O presidente da Câmara dos Deputados, Hugo Motta, estabeleceu uma comissão especial para analisar as Propostas de Emenda à Constituição (PECs) 221/19 e 8/25. Ambas as PECs visam reduzir a jornada de trabalho e eliminar a escala 6x1, com a PEC 221/19 propondo 36 horas semanais em dez anos e a PEC 8/25 sugerindo quatro dias de trabalho por semana, também com limite de 36 horas. As propostas, que já tiveram admissibilidade aprovada pela CCJ, foram impulsionadas pelo movimento "Vida Além do Trabalho" e terão até 40 sessões para emissão de parecer da comissão. A instalação da comissão está prevista para a próxima semana, com negociações em andamento para definir o relator e o presidente, sendo Paulo Azi e Paulinho da Força cotados para a relatoria.

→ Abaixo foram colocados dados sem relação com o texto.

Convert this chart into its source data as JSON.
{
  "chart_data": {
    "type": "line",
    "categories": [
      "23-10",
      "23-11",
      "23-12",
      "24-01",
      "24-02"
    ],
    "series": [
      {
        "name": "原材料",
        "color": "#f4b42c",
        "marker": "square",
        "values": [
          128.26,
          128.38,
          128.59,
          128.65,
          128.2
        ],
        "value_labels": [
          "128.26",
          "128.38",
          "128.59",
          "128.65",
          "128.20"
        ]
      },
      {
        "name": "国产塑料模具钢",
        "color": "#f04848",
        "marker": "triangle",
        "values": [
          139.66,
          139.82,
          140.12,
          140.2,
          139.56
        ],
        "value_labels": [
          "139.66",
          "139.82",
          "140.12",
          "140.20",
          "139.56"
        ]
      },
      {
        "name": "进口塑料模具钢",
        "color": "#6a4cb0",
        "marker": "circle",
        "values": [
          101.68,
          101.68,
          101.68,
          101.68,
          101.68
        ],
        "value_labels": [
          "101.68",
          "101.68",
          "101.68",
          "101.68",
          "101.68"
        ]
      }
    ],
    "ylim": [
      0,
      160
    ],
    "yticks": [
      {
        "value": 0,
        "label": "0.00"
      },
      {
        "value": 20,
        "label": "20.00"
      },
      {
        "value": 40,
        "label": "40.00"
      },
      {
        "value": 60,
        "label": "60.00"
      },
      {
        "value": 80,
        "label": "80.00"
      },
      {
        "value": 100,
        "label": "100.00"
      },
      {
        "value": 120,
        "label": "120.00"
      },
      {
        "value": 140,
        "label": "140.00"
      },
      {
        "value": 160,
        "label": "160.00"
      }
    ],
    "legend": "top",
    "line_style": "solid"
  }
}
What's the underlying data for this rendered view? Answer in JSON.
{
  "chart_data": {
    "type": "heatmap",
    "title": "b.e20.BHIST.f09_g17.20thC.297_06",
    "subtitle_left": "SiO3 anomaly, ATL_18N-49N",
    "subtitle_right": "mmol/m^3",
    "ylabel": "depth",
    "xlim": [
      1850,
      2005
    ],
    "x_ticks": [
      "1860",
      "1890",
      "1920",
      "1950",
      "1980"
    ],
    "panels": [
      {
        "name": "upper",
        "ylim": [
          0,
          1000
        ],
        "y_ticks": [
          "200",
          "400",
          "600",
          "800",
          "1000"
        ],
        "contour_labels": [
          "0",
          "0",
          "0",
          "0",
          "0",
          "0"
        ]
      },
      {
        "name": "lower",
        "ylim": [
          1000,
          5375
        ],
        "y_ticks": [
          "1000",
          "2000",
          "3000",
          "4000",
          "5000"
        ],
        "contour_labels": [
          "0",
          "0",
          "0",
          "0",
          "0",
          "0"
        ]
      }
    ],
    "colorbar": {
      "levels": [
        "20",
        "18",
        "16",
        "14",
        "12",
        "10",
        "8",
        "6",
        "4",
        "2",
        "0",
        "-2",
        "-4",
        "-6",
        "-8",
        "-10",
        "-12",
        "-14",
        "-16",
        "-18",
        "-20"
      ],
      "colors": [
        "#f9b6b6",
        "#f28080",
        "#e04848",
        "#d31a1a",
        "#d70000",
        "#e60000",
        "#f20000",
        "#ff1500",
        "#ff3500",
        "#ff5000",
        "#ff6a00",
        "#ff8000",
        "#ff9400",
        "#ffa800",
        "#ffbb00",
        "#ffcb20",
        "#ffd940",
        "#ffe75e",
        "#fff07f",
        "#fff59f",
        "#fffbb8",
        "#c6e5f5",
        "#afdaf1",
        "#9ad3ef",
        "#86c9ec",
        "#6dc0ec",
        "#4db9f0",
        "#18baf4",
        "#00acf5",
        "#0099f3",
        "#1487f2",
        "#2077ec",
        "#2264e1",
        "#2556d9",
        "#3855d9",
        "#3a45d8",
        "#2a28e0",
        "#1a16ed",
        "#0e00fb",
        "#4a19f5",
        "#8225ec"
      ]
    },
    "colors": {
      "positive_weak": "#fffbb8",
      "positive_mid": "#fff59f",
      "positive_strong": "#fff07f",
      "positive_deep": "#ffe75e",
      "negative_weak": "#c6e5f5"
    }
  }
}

Paralelamente, o governo do presidente Lula enviou um projeto de lei com urgência constitucional para reduzir a jornada de trabalho para 40 horas semanais e acabar com a escala 6x1. Este projeto busca acelerar a tramitação do tema e, caso não seja votado em 45 dias, poderá trancar a pauta da Câmara. A Fecomércio RJ criticou a "condução açodada" do debate, alertando para os impactos econômicos e a necessidade de uma análise qualificada, argumentando que a Constituição já permite a flexibilização da jornada por acordos coletivos.